In 1974, soon after the identification of HAV, the Purcell and Finestone groups at the NIH and Prince at the New York Blood Center independently noted that most cases of post-transfusion hepatitis were HBs negative and therefore were neither HAV nor HBV infections. These cases of post-transfusion hepatitis were because of unidentified agents. They were called non-A non-B hepatitis since they could be related to several agents and there was optimism at the time could that they would soon be identified. As we will see, this was not the case at all Investigators were frustrated for many years. In fact, it almost 15 years passed between the identification of the non-A non-B post-transfusion hepatitis entity and the etiologic agent. HCV was finally identified thanks to the close collaboration between the private scientific teams at Chiron Corp. (Emeryville – California) led by Michael Houghton and the team led by Daniel Bradley at the Center for Disease Control (CDC) in Atlanta Georgia. In fact, this discovery introduced a new dimension in viral research: the molecular virology revolution, resulting in the identification of numerous viruses including certain orphan viruses such as hepatitis G virus and the transfusion transmitted virus (TTV). Daniel Bradley at the CDC and Harvey Halter at the NIH, identified high titer plasma infectious inoculums for non-A non-B hepatitis. Thanks to an original direct molecular approach, nucleic acid extracted from plasma was cloned in an expression vector, which generated a library of clones allowing the Chiron team to identify the first epitope, characteristic of the HCV envelope in 1989 HCV and its nucleic acid structure were rapidly identified. HCV is a single strand positive RNA of 9,6 kb. A new paradigm for the identifica tion of infections was born since this was the first time in history that a pathogenic agent was identified with a straightforward molecular biology approach without tissue culture, serology or immune-electron microscopy. Finally, the assembly model and the envelope protein display of HCV was found to be similar to the tick borne encephalitis (TBE) flavirirus and the International Taxonomy Committee classified HCV in the new genus of hepaci viruses in the flaviride family.

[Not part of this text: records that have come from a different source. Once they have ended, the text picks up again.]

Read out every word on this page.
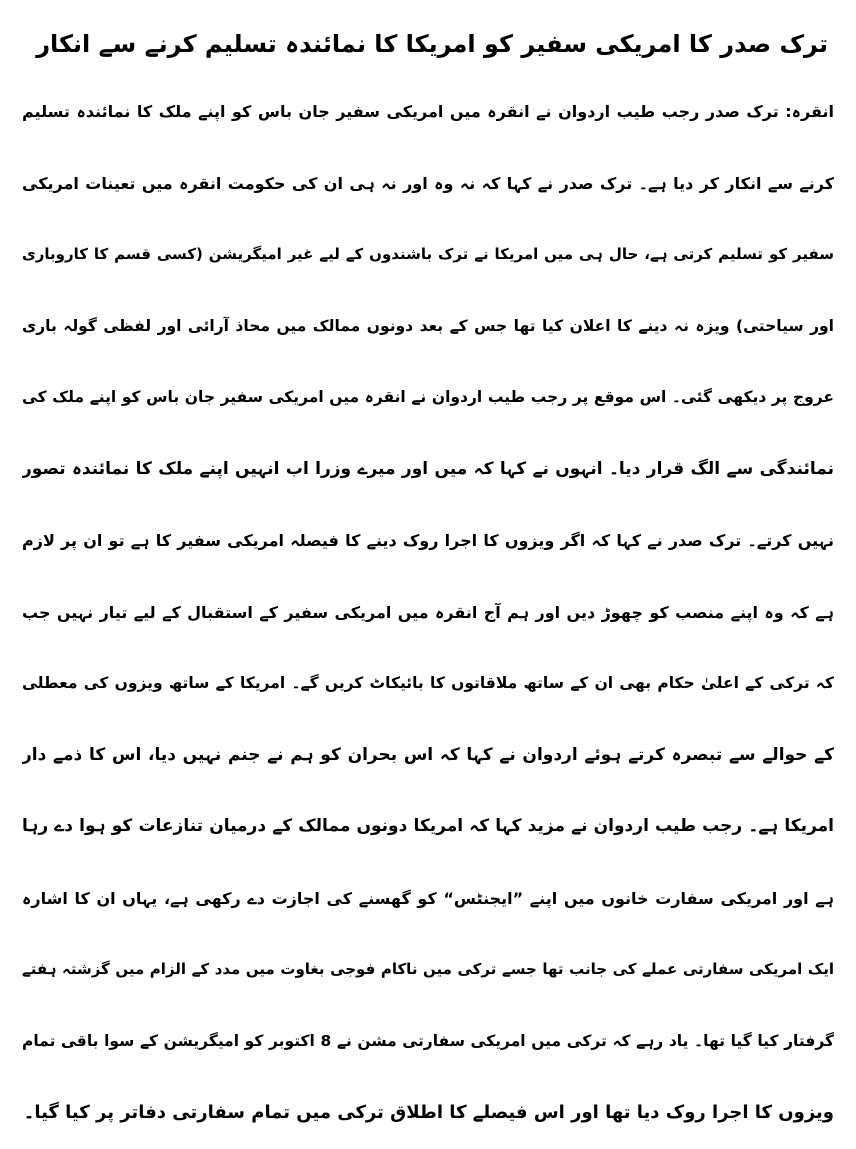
ترک صدر کا امریکی سفیر کو امریکا کا نمائندہ تسلیم کرنے سے انکار
انقرہ: ترک صدر رجب طیب اردوان نے انقرہ میں امریکی سفیر جان باس کو اپنے ملک کا نمائندہ تسلیم
کرنے سے انکار کر دیا ہے۔ ترک صدر نے کہا کہ نہ وہ اور نہ ہی ان کی حکومت انقرہ میں تعینات امریکی
سفیر کو تسلیم کرتی ہے، حال ہی میں امریکا نے ترک باشندوں کے لیے غیر امیگریشن (کسی قسم کا کاروباری
اور سیاحتی) ویزہ نہ دینے کا اعلان کیا تھا جس کے بعد دونوں ممالک میں محاذ آرائی اور لفظی گولہ باری
عروج پر دیکھی گئی۔ اس موقع پر رجب طیب اردوان نے انقرہ میں امریکی سفیر جان باس کو اپنے ملک کی
نمائندگی سے الگ قرار دیا۔ انہوں نے کہا کہ میں اور میرے وزرا اب انہیں اپنے ملک کا نمائندہ تصور
نہیں کرتے۔ ترک صدر نے کہا کہ اگر ویزوں کا اجرا روک دینے کا فیصلہ امریکی سفیر کا ہے تو ان پر لازم
ہے کہ وہ اپنے منصب کو چھوڑ دیں اور ہم آج انقرہ میں امریکی سفیر کے استقبال کے لیے تیار نہیں جب
کہ ترکی کے اعلیٰ حکام بھی ان کے ساتھ ملاقاتوں کا بائیکاٹ کریں گے۔ امریکا کے ساتھ ویزوں کی معطلی
کے حوالے سے تبصرہ کرتے ہوئے اردوان نے کہا کہ اس بحران کو ہم نے جنم نہیں دیا، اس کا ذمے دار
امریکا ہے۔ رجب طیب اردوان نے مزید کہا کہ امریکا دونوں ممالک کے درمیان تنازعات کو ہوا دے رہا
ہے اور امریکی سفارت خانوں میں اپنے ”ایجنٹس“ کو گھسنے کی اجازت دے رکھی ہے، یہاں ان کا اشارہ
ایک امریکی سفارتی عملے کی جانب تھا جسے ترکی میں ناکام فوجی بغاوت میں مدد کے الزام میں گزشتہ ہفتے
گرفتار کیا گیا تھا۔ یاد رہے کہ ترکی میں امریکی سفارتی مشن نے 8 اکتوبر کو امیگریشن کے سوا باقی تمام
ویزوں کا اجرا روک دیا تھا اور اس فیصلے کا اطلاق ترکی میں تمام سفارتی دفاتر پر کیا گیا۔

The discovery of hepatitis E:

A unique massive water borne epidemic attracted major attention in December, 1955 when 29 300 residents of a New Delhi suburb developed acute hepatitis. Epidemiologically it was surprising to have so many patients who were not immunized against HAV in a developing country, thus, it had to be a distinct agent . Other small outbreaks were studied by Mohamed Sultan Khuroo in Cashmere The same year, the Russian virologist Mikhail Balayan of the Poliomyelitis Institute in Moscow, reported his self-inoculation prompted by an outbreak in Tashkent. After ingesting stool extracts Balayan developed acute hepatitis and used his own feces to look for the virus by immune-electronmicroscopy. He observed 27–32 virus like particles, Daniel Bradley and his team soon successfully transmitted the virus to Marmosets, chimpanzees and then cynomolgus macaques. Then, using the same approach as for HCV, the CDC team successfully identified an antigen characteristic of the hepatitis E virus: a non-enveloped virus with isocahedric symmetry and 27–34 nm in diameter. The genome is a positive single stranded RNA of 7,2 kb. After being initially classified in a separate genus of the caliciviridae, the taxonomic virology committee reclassified it into the Hepeviridae family genus Hepevirus as its sole member.

HEV is the only hepatitis virus with animal reservoirs, mainly pigs. HEV should now be considered a zoonosis as confirmed by phylogenic studies that have traced uncooked pork and deer meat to human outbreaks [2].